Title: Hammerhead, an ultrahigh resolution ePix camera for wavelength-dispersive spectrometers

Wavelength-dispersive spectrometers (WDS) are often used in synchrotron and FEL applications where high energy resolution (in the order of eV) is important. Increasing WDS energy resolution requires increasing spatial resolution of the detectors in the dispersion direction. The common approaches are not ideal: using strip detectors loses the 2D position sensitivity (important for, e.g., background estimation) and the high counting rate; using pixel detectors with a small pitch results in complex charge sharing behaviour and typically have a small size. Developing pixel detectors with high aspect ratio and a small pitch in the wavelength dispersive direction would be ideal, however, it would require a substantial ASIC development. We present a new approach, with a novel sensor design using rectangular pixels with a high aspect ratio (between strips and pixels, further called “strixels”), and strixel redistribution to match the square pixel arrays of typical ASICs. This results in a sensor area of 17.4 mm × 77 mm, with a fine pitch of 25 µm in the horizontal direction resulting in 3072 columns and 176 rows.

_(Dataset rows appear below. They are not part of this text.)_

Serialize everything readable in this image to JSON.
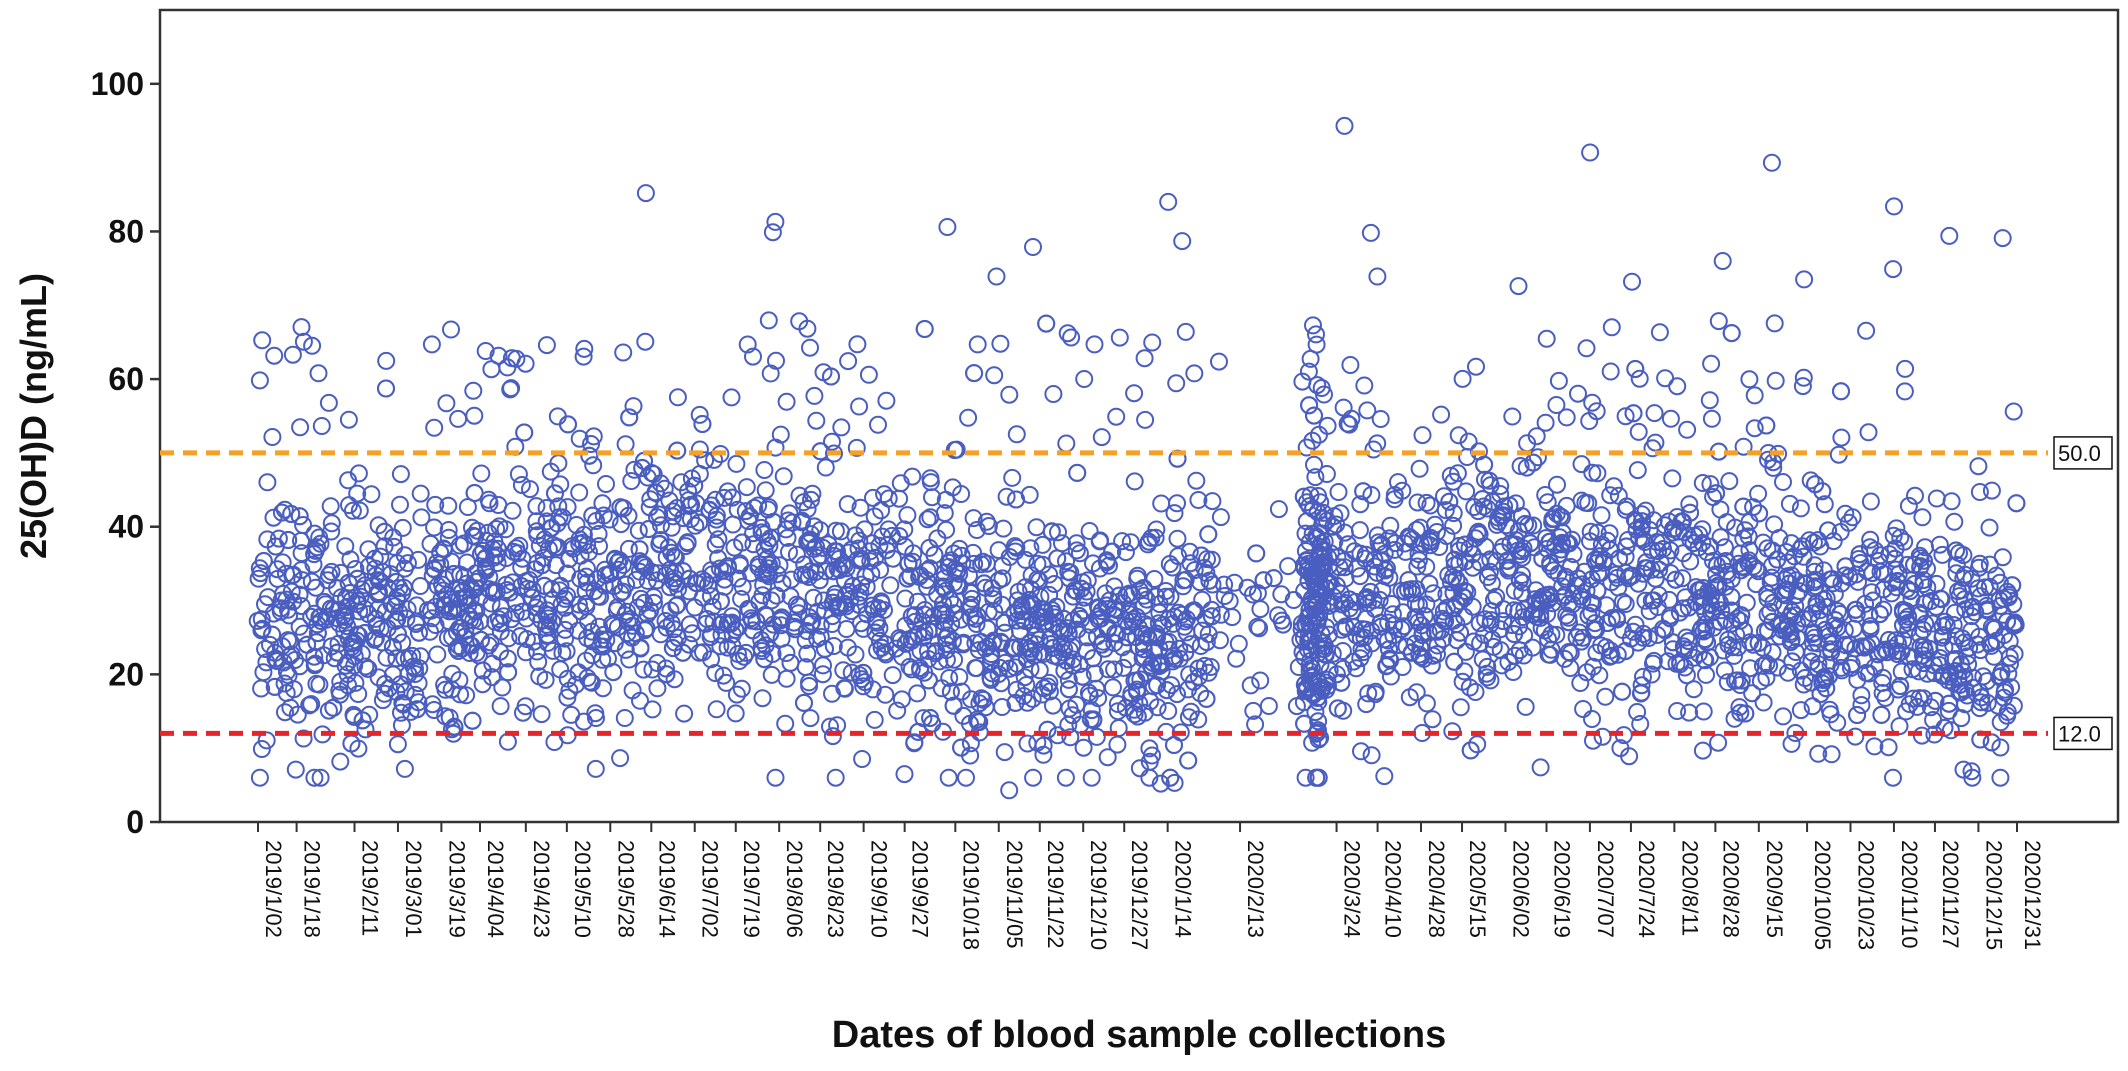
{
  "chart_data": {
    "type": "scatter",
    "title": "",
    "xlabel": "Dates of blood sample collections",
    "ylabel": "25(OH)D (ng/mL)",
    "ylim": [
      0,
      110
    ],
    "yticks": [
      0,
      20,
      40,
      60,
      80,
      100
    ],
    "xrange": [
      "2019/1/02",
      "2020/12/31"
    ],
    "xtick_labels": [
      "2019/1/02",
      "2019/1/18",
      "2019/2/11",
      "2019/3/01",
      "2019/3/19",
      "2019/4/04",
      "2019/4/23",
      "2019/5/10",
      "2019/5/28",
      "2019/6/14",
      "2019/7/02",
      "2019/7/19",
      "2019/8/06",
      "2019/8/23",
      "2019/9/10",
      "2019/9/27",
      "2019/10/18",
      "2019/11/05",
      "2019/11/22",
      "2019/12/10",
      "2019/12/27",
      "2020/1/14",
      "2020/2/13",
      "2020/3/24",
      "2020/4/10",
      "2020/4/28",
      "2020/5/15",
      "2020/6/02",
      "2020/6/19",
      "2020/7/07",
      "2020/7/24",
      "2020/8/11",
      "2020/8/28",
      "2020/9/15",
      "2020/10/05",
      "2020/10/23",
      "2020/11/10",
      "2020/11/27",
      "2020/12/15",
      "2020/12/31"
    ],
    "grid": false,
    "marker_color": "#4a5ec0",
    "reference_lines": [
      {
        "y": 50.0,
        "label": "50.0",
        "color": "#f5a027",
        "style": "dashed"
      },
      {
        "y": 12.0,
        "label": "12.0",
        "color": "#e8232a",
        "style": "dashed"
      }
    ],
    "notable_points": [
      {
        "x": "2020/3/24",
        "y": 94.3
      },
      {
        "x": "2020/7/07",
        "y": 90.7
      },
      {
        "x": "2020/9/15",
        "y": 89.3
      },
      {
        "x": "2019/6/14",
        "y": 85.2
      },
      {
        "x": "2020/1/14",
        "y": 84.0
      },
      {
        "x": "2020/11/10",
        "y": 83.4
      },
      {
        "x": "2019/8/06",
        "y": 81.3
      },
      {
        "x": "2019/10/18",
        "y": 80.6
      },
      {
        "x": "2019/8/06",
        "y": 79.9
      },
      {
        "x": "2020/4/10",
        "y": 79.8
      },
      {
        "x": "2020/11/27",
        "y": 79.4
      },
      {
        "x": "2020/12/31",
        "y": 79.1
      },
      {
        "x": "2020/1/14",
        "y": 78.7
      },
      {
        "x": "2019/11/22",
        "y": 77.9
      },
      {
        "x": "2020/8/28",
        "y": 76.0
      },
      {
        "x": "2020/11/10",
        "y": 74.9
      },
      {
        "x": "2019/11/05",
        "y": 73.9
      },
      {
        "x": "2020/4/10",
        "y": 73.9
      },
      {
        "x": "2020/10/05",
        "y": 73.5
      },
      {
        "x": "2020/7/24",
        "y": 73.2
      },
      {
        "x": "2020/6/02",
        "y": 72.6
      },
      {
        "x": "2019/4/04",
        "y": 63.8
      },
      {
        "x": "2019/3/19",
        "y": 64.7
      },
      {
        "x": "2019/1/18",
        "y": 63.3
      },
      {
        "x": "2019/5/28",
        "y": 63.6
      },
      {
        "x": "2019/12/10",
        "y": 64.7
      },
      {
        "x": "2019/11/05",
        "y": 4.3
      },
      {
        "x": "2020/1/14",
        "y": 5.2
      },
      {
        "x": "2020/1/14",
        "y": 5.3
      },
      {
        "x": "2020/12/15",
        "y": 7.1
      },
      {
        "x": "2019/3/01",
        "y": 7.2
      },
      {
        "x": "2019/1/18",
        "y": 7.1
      },
      {
        "x": "2019/5/28",
        "y": 7.2
      },
      {
        "x": "2020/6/19",
        "y": 7.4
      }
    ]
  },
  "reference_labels": {
    "upper": "50.0",
    "lower": "12.0"
  }
}
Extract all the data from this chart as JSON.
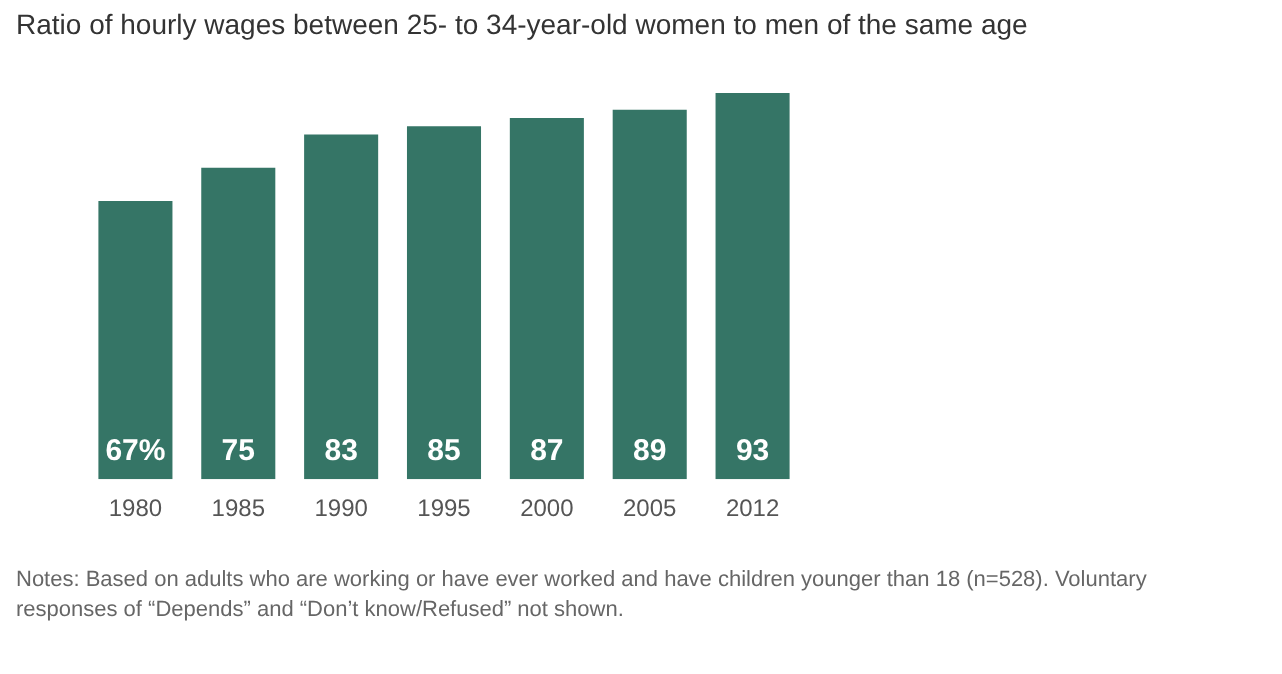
{
  "chart_data": {
    "type": "bar",
    "title": "Ratio of hourly wages between 25- to 34-year-old women to men of the same age",
    "categories": [
      "1980",
      "1985",
      "1990",
      "1995",
      "2000",
      "2005",
      "2012"
    ],
    "values": [
      67,
      75,
      83,
      85,
      87,
      89,
      93
    ],
    "value_labels": [
      "67%",
      "75",
      "83",
      "85",
      "87",
      "89",
      "93"
    ],
    "color": "#357566",
    "grid": false,
    "legend": false,
    "annotations": [
      "Notes: Based on adults who are working or have ever worked and have children younger than 18 (n=528). Voluntary responses of “Depends” and “Don’t know/Refused” not shown."
    ]
  }
}
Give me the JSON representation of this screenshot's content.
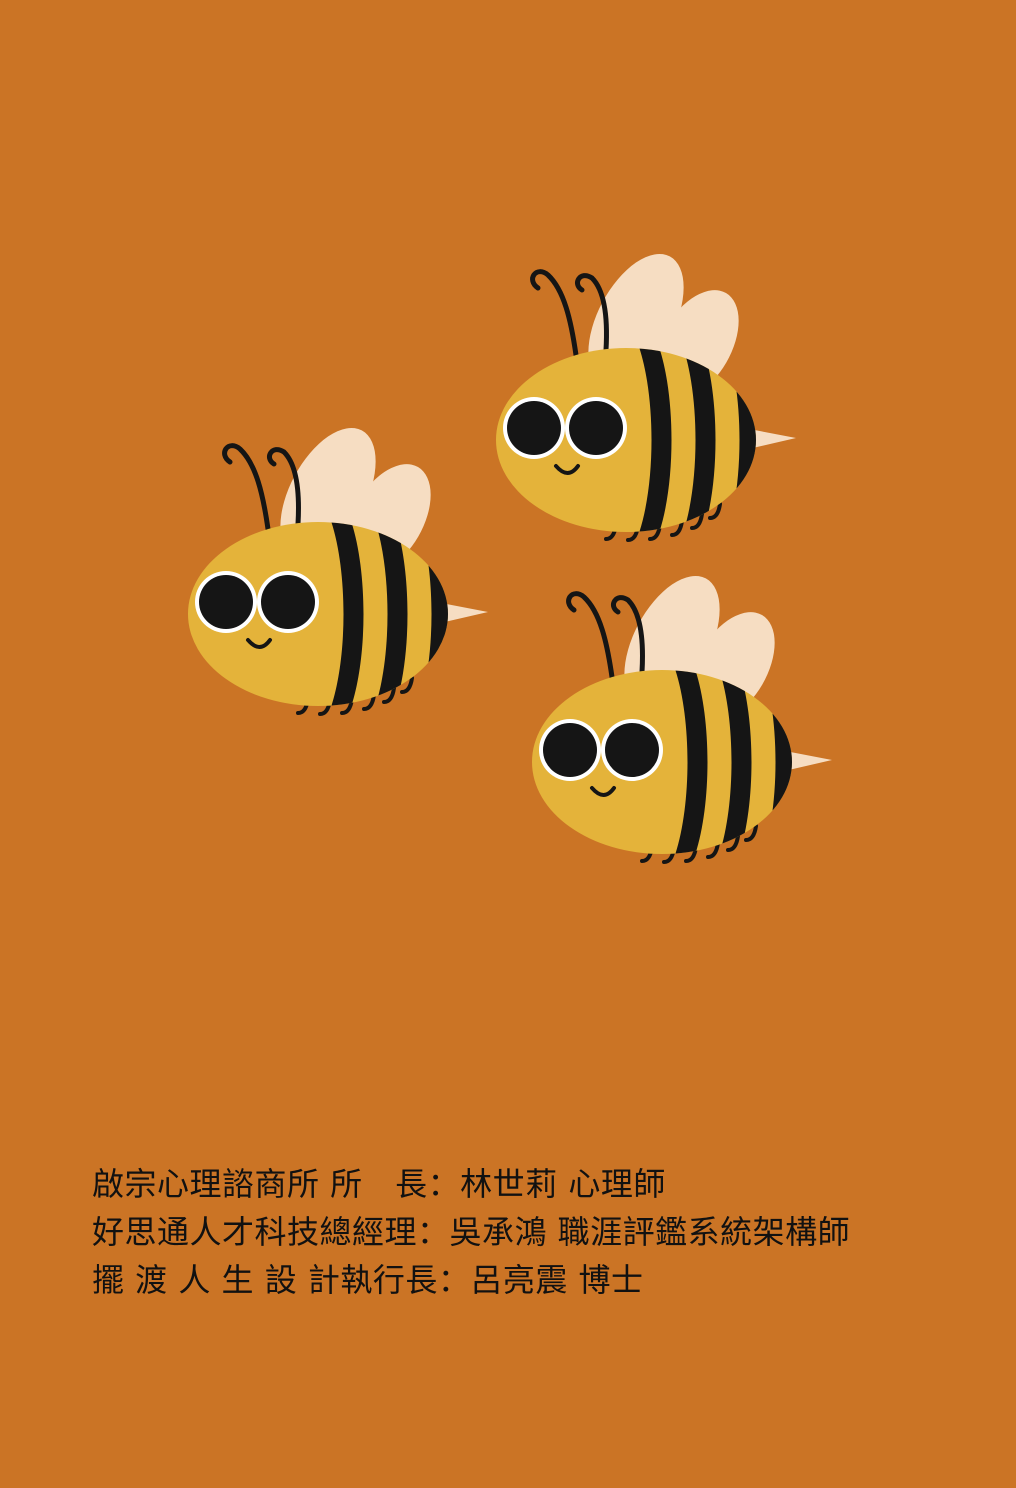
{
  "colors": {
    "background": "#CB7425",
    "bee_body": "#E4B33A",
    "bee_stripe": "#151515",
    "bee_wing": "#F6DDC2",
    "bee_eye_ring": "#FFFFFF",
    "text": "#111111"
  },
  "illustration": {
    "bees": [
      {
        "name": "bee-top-right",
        "icon": "bee-icon"
      },
      {
        "name": "bee-left",
        "icon": "bee-icon"
      },
      {
        "name": "bee-bottom-right",
        "icon": "bee-icon"
      }
    ]
  },
  "credits": {
    "lines": [
      "啟宗心理諮商所 所　長：林世莉 心理師",
      "好思通人才科技總經理：吳承鴻 職涯評鑑系統架構師",
      "擺 渡 人 生 設 計執行長：呂亮震 博士"
    ]
  }
}
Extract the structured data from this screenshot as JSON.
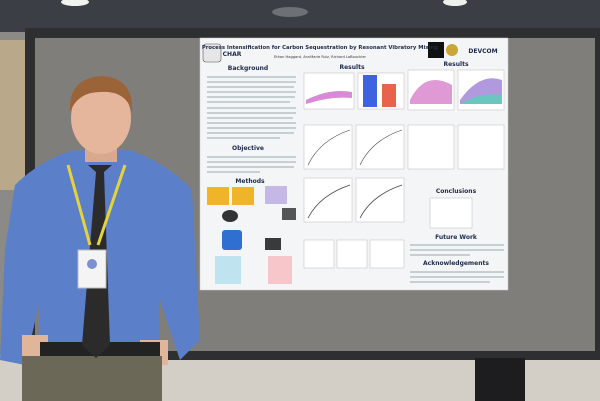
{
  "poster": {
    "title": "Process Intensification for Carbon Sequestration by Resonant Vibratory Mixing",
    "authors": "Ethan Haggard, AnnMarie Ruiz, Richard LaBouchier",
    "logos": [
      "CHAR",
      "DEVCOM"
    ],
    "sections": {
      "background": "Background",
      "objective": "Objective",
      "methods": "Methods",
      "results_left": "Results",
      "results_right": "Results",
      "conclusions": "Conclusions",
      "future_work": "Future Work",
      "acknowledgements": "Acknowledgements"
    }
  }
}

The sensors use ePix100 readout ASICs, leveraging their low noise (43 e^-, or 180 eV rms). We present results obtained with a Hammerhead ePix100 camera, showing that the small pitch (25 µm) in the dispersion direction maximizes performance for both high and low photon occupancies, resulting in optimal WDS energy resolution. The low noise level at high photon occupancy allows precise photon counting, while at low occupancy, both the energy and the subpixel position can be reconstructed for every photon, allowing an ultrahigh resolution (in the order of 1 µm) in the dispersion direction and rejection of scattered beam and harmonics. Using strixel sensors with redistribution and flip-chip bonding to standard ePix readout ASICs results in ultrahigh position resolution (~1 µm) and low noise in WDS applications, leveraging the advantages of hybrid pixel detectors (high production yield, good availability, relatively inexpensive) while minimizing development complexity through sharing the ASIC, hardware, software and DAQ development with other versions of ePix cameras.